On climate, Trump’s pledge to withdraw the US from the Paris agreement could also hurt the American energy boom. Natural gas stands to gain as the world takes strides to tackle climate change: As countries transition to more sustainable energy, they often move away from coal to natural gas.

American natural gas exports could benefit from this transition — but not if countries like China and India also weaken their commitment to tackling climate change and drag their heels in curbing coal consumption.
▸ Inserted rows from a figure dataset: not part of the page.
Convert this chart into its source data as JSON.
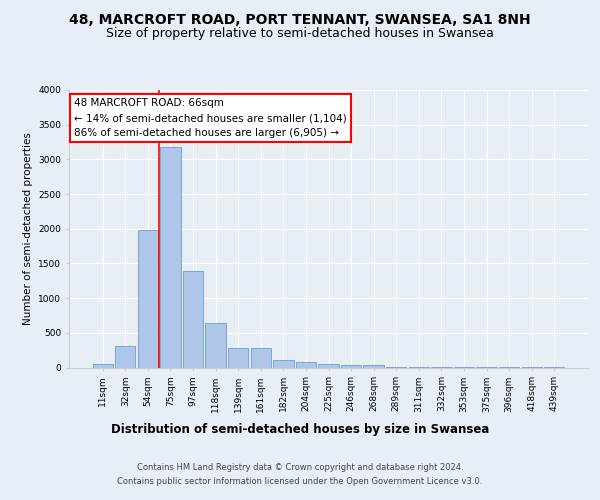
{
  "title": "48, MARCROFT ROAD, PORT TENNANT, SWANSEA, SA1 8NH",
  "subtitle": "Size of property relative to semi-detached houses in Swansea",
  "xlabel": "Distribution of semi-detached houses by size in Swansea",
  "ylabel": "Number of semi-detached properties",
  "footer_line1": "Contains HM Land Registry data © Crown copyright and database right 2024.",
  "footer_line2": "Contains public sector information licensed under the Open Government Licence v3.0.",
  "categories": [
    "11sqm",
    "32sqm",
    "54sqm",
    "75sqm",
    "97sqm",
    "118sqm",
    "139sqm",
    "161sqm",
    "182sqm",
    "204sqm",
    "225sqm",
    "246sqm",
    "268sqm",
    "289sqm",
    "311sqm",
    "332sqm",
    "353sqm",
    "375sqm",
    "396sqm",
    "418sqm",
    "439sqm"
  ],
  "values": [
    50,
    310,
    1980,
    3180,
    1390,
    640,
    280,
    280,
    110,
    75,
    50,
    40,
    30,
    10,
    5,
    3,
    2,
    2,
    1,
    1,
    1
  ],
  "bar_color": "#aec6e8",
  "bar_edge_color": "#6a9fd0",
  "vline_x_pos": 2.5,
  "vline_color": "red",
  "annotation_line1": "48 MARCROFT ROAD: 66sqm",
  "annotation_line2": "← 14% of semi-detached houses are smaller (1,104)",
  "annotation_line3": "86% of semi-detached houses are larger (6,905) →",
  "annotation_box_color": "white",
  "annotation_box_edge_color": "red",
  "ylim": [
    0,
    4000
  ],
  "yticks": [
    0,
    500,
    1000,
    1500,
    2000,
    2500,
    3000,
    3500,
    4000
  ],
  "bg_color": "#e8eef5",
  "title_fontsize": 10,
  "subtitle_fontsize": 9,
  "xlabel_fontsize": 8.5,
  "ylabel_fontsize": 7.5,
  "tick_fontsize": 6.5,
  "annotation_fontsize": 7.5,
  "footer_fontsize": 6
}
Similarly, Trump’s talk of retrenchment overseas has made friends and foes nervous about America’s willingness to continue to use its vast sea power to maintain open shipping lanes. Over half of the world’s oil supply and a growing percentage of the natural gas it consumes is transported through these waterways.

The aggressive orientation of the Trump administration toward Mexico is also a potential problem for America’s energy sector and the pursuit of energy security. Mexico is by far the largest foreign consumer of American natural gas — a trend that will increase with recent Mexican electricity reforms.

Yet Trump’s talk about a border wall has spurred a revival in the presidential candidacy of Mexico’s own populist, Andrés Manuel López Obrador, who is committed to reversing these and other energy reforms. That would not only shrink the largest market for American natural gas but would also dull prospects of the US, Canada and Mexico of reaching North American energy independence.

The Trump administration clearly recognises that America’s energy position is a huge asset to it. But if it wants to fully embrace the opportunity at hand, it needs to integrate its welcome passion for America’s energy revolution into its broader thinking on foreign policy — and make sure that it is not undercutting the strategic value of the boom with its non-energy policies.

— New York Times News Service

The writer is a professor at Harvard University’s Kennedy School.